Dear Editor:
It’s big and it’s bad and will only get worse if it is allowed to continue. Nothing good can come of dumping 35 million compacted cubic yards of the world’s garbage and trash so near the streams that supply the water that we drink, bathe, swim and boat in, and eat the fish from. Speaking of the Turkey Run Landfill, Jeannine Honicker, Chair of the local Sierra group, put it clearly when she wrote, “The bottom line is, do we want the poisons from that landfill coming out our faucets? No way! This is personal. Fighting this is fighting to protect our health and the health of our children…”
Locally we do not need more space for our solid waste. Georgia is becoming the dumping ground for the world’s waste because it is profitable for the private owners of commercial landfills. Landfill owners have contributed liberally to politicians and lobbied successfully to allow the importation of waste. In 2007, the Georgia EPD reported 31 years of remaining capacity in MSW landfills in the State, and additional permits have been issued since that time, so for the near future the State is equipped to handle the in-state trash. The October 2008 Troup County Hogansville Solid Waste Management Plan predicts that it will be 30 years before the publicly owned and operated LaGrange landfill will reach disposal capacity and that it will produce economically viable quantities of landfill gas for the next 50 years.
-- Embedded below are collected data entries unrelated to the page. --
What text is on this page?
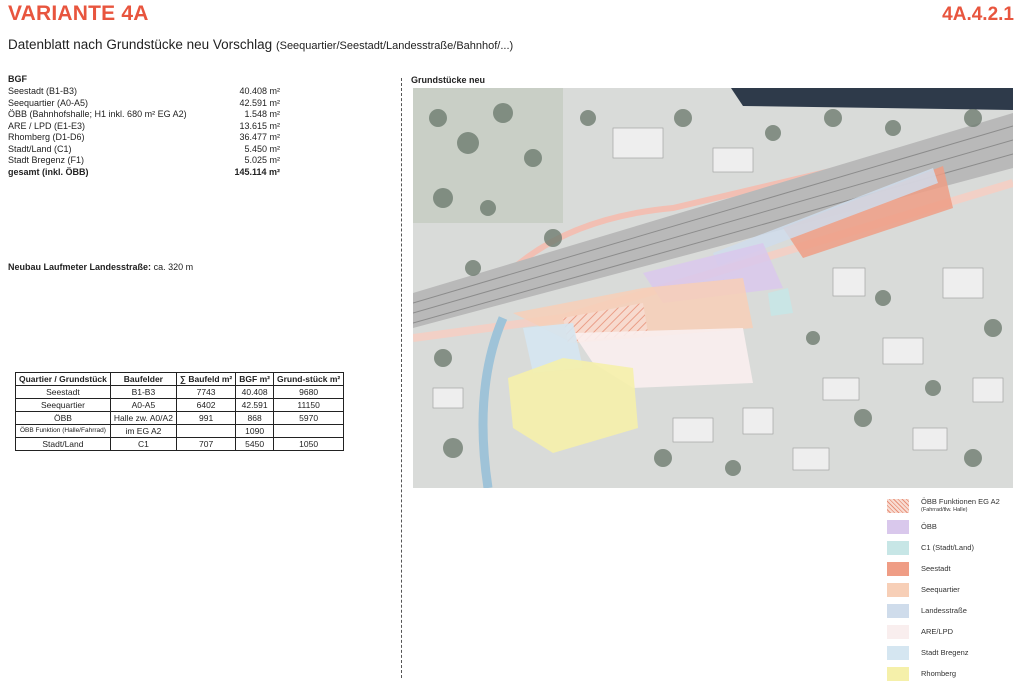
VARIANTE 4A	4A.4.2.1
Datenblatt nach Grundstücke neu Vorschlag (Seequartier/Seestadt/Landesstraße/Bahnhof/...)
BGF
Seestadt (B1-B3)	40.408 m²
Seequartier (A0-A5)	42.591 m²
ÖBB (Bahnhofshalle; H1 inkl. 680 m² EG A2)	1.548 m²
ARE / LPD (E1-E3)	13.615 m²
Rhomberg (D1-D6)	36.477 m²
Stadt/Land (C1)	5.450 m²
Stadt Bregenz (F1)	5.025 m²
gesamt (inkl. ÖBB)	145.114 m²
Neubau Laufmeter Landesstraße: ca. 320 m
Quartier / Grundstück	Baufelder	∑ Baufeld m²	BGF m²	Grund-stück m²
Seestadt	B1-B3	7743	40.408	9680
Seequartier	A0-A5	6402	42.591	11150
ÖBB	Halle zw. A0/A2	991	868	5970
ÖBB Funktion (Halle/Fahrrad)	im EG A2		1090	
Stadt/Land	C1	707	5450	1050
Grundstücke neu
ÖBB Funktionen EG A2
(Fahrrad/tlw. Halle)
ÖBB
C1 (Stadt/Land)
Seestadt
Seequartier
Landesstraße
ARE/LPD
Stadt Bregenz
Rhomberg
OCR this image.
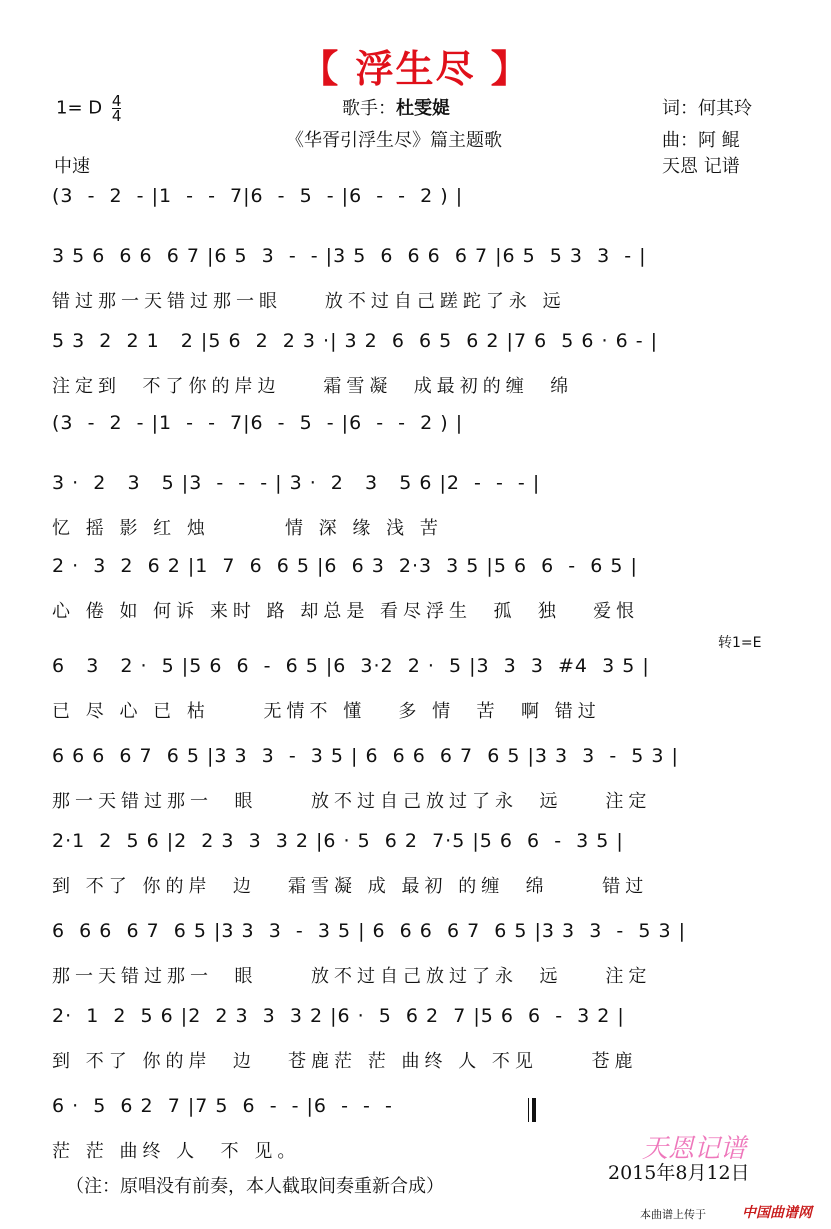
【 浮生尽 】
1= D $\frac{4}{4}$	歌手：杜雯媞
《华胥引浮生尽》篇主题歌
词：何其玲
曲：阿 鲲
中速	天恩 记谱
转1=E
(3  -  2  - |1  -  -  7|6  -  5  - |6  -  -  2 ) |
3 5 6  6 6  6 7 |6 5  3  -  - |3 5  6  6 6  6 7 |6 5  5 3  3  - |
错过那一天错过那一眼    放不过自己蹉跎了永 远
5 3  2  2 1   2 |5 6  2  2 3 ·| 3 2  6  6 5  6 2 |7 6  5 6 · 6 - |
注定到  不了你的岸边    霜雪凝  成最初的缠  绵
(3  -  2  - |1  -  -  7|6  -  5  - |6  -  -  2 ) |
3 ·  2   3   5 |3  -  -  - | 3 ·  2   3   5 6 |2  -  -  - |
忆 摇 影 红 烛       情 深 缘 浅 苦
2 ·  3  2  6 2 |1  7  6  6 5 |6  6 3  2·3  3 5 |5 6  6  -  6 5 |
心 倦 如 何诉 来时 路 却总是 看尽浮生  孤  独   爱恨
6   3   2 ·  5 |5 6  6  -  6 5 |6  3·2  2 ·  5 |3  3  3  #4  3 5 |
已 尽 心 已 枯     无情不 懂   多 情  苦  啊 错过
6 6 6  6 7  6 5 |3 3  3  -  3 5 | 6  6 6  6 7  6 5 |3 3  3  -  5 3 |
那一天错过那一  眼     放不过自己放过了永  远    注定
2·1  2  5 6 |2  2 3  3  3 2 |6 · 5  6 2  7·5 |5 6  6  -  3 5 |
到 不了 你的岸  边   霜雪凝 成 最初 的缠  绵     错过
6  6 6  6 7  6 5 |3 3  3  -  3 5 | 6  6 6  6 7  6 5 |3 3  3  -  5 3 |
那一天错过那一  眼     放不过自己放过了永  远    注定
2·  1  2  5 6 |2  2 3  3  3 2 |6 ·  5  6 2  7 |5 6  6  -  3 2 |
到 不了 你的岸  边   苍鹿茫 茫 曲终 人 不见     苍鹿
6 ·  5  6 2  7 |7 5  6  -  - |6  -  -  -
茫 茫 曲终 人  不 见。
（注：原唱没有前奏，本人截取间奏重新合成）
天恩记谱
2015年8月12日
本曲谱上传于	中国曲谱网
Close by, the Columbus Pine Grove public MSWL has 33 years of remaining capacity. Turkey Run is not being built to handle trash from Hogansville, LaGrange, or Troup County; it is for waste that other places do not want and are willing to pay to have it hauled in and dumped here. If there is nothing wrong with this imported garbage, why do other areas not keep it in their own neighborhoods?
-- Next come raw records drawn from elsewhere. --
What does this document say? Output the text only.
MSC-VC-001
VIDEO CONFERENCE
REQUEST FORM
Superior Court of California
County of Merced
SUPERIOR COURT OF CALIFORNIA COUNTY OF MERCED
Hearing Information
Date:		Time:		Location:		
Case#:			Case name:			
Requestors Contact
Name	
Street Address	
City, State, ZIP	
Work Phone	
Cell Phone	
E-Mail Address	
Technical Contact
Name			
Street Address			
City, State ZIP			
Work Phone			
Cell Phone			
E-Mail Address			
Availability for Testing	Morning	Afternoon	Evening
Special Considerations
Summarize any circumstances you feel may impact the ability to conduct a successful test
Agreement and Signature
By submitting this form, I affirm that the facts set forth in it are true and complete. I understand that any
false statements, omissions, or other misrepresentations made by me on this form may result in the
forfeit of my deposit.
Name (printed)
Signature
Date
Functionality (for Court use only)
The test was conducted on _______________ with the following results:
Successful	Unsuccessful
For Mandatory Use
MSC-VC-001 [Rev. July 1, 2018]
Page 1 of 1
One prominent local official has explained that the only radioactive waste to be “permitted” in the Turkey Run Landfill will be biomedical waste such as from doctors’ offices and hospitals. How is anyone to know that only “permitted” waste will be going in? Too, the danger from radioactivity is cumulative, builds up and up. A little bit a lot of times adds up to as much as a lot a few times.
There is nothing good for the local citizens in this landfill. It will not bring prosperity or even revenue to Troup County. Profits will be going to the private landfill company. The Chattahoochee-Flint Regional Development Center found that the “Proposed project is not in the best interest of the region and therefore the State.” The Upper Chattahoochee Riverkeeper with its 5,000 members has strongly opposed the Turkey Run Landfill, saying in part, “…storm water runoff…may contaminate surface water that …could degrade the drinking water supply for the City of LaGrange and other downstream water supplies.”
Also…“Proposed monitoring requirements are inadequate to detect the toxins and other pollutants that could be released…affecting public health and the natural environment.” Similar resolutions have been endorsed by the Georgia Sierra Club, Eco-Action, the GA. NAACP, as well as other local groups and individuals. Why are local, state and federal officials not paying attention?
We should responsibly take care of our own trash. We should not sit silently by and allow the trash from the world to be dumped on our land and especially our water supply. Why accept that dangerous chemicals, electronic and radioactive waste will be included in that waste from outside our local borders? Why are we allowing our tax dollars to be used to build pipe lines and roads to make it more profitable for outside waste companies to haul in waste and dump it on our landscape? Why have elected officials who say they are “opposed” to the landfill been cooperating with each other and landfill proponents to obtain public funds to facilitate the dump? Generally, local governments are the first and best line of defense against landfills. Why are ours letting us down? Why haven’t they been fighting this from way back? Any why are the citizens allowing them to refuse to take a stand?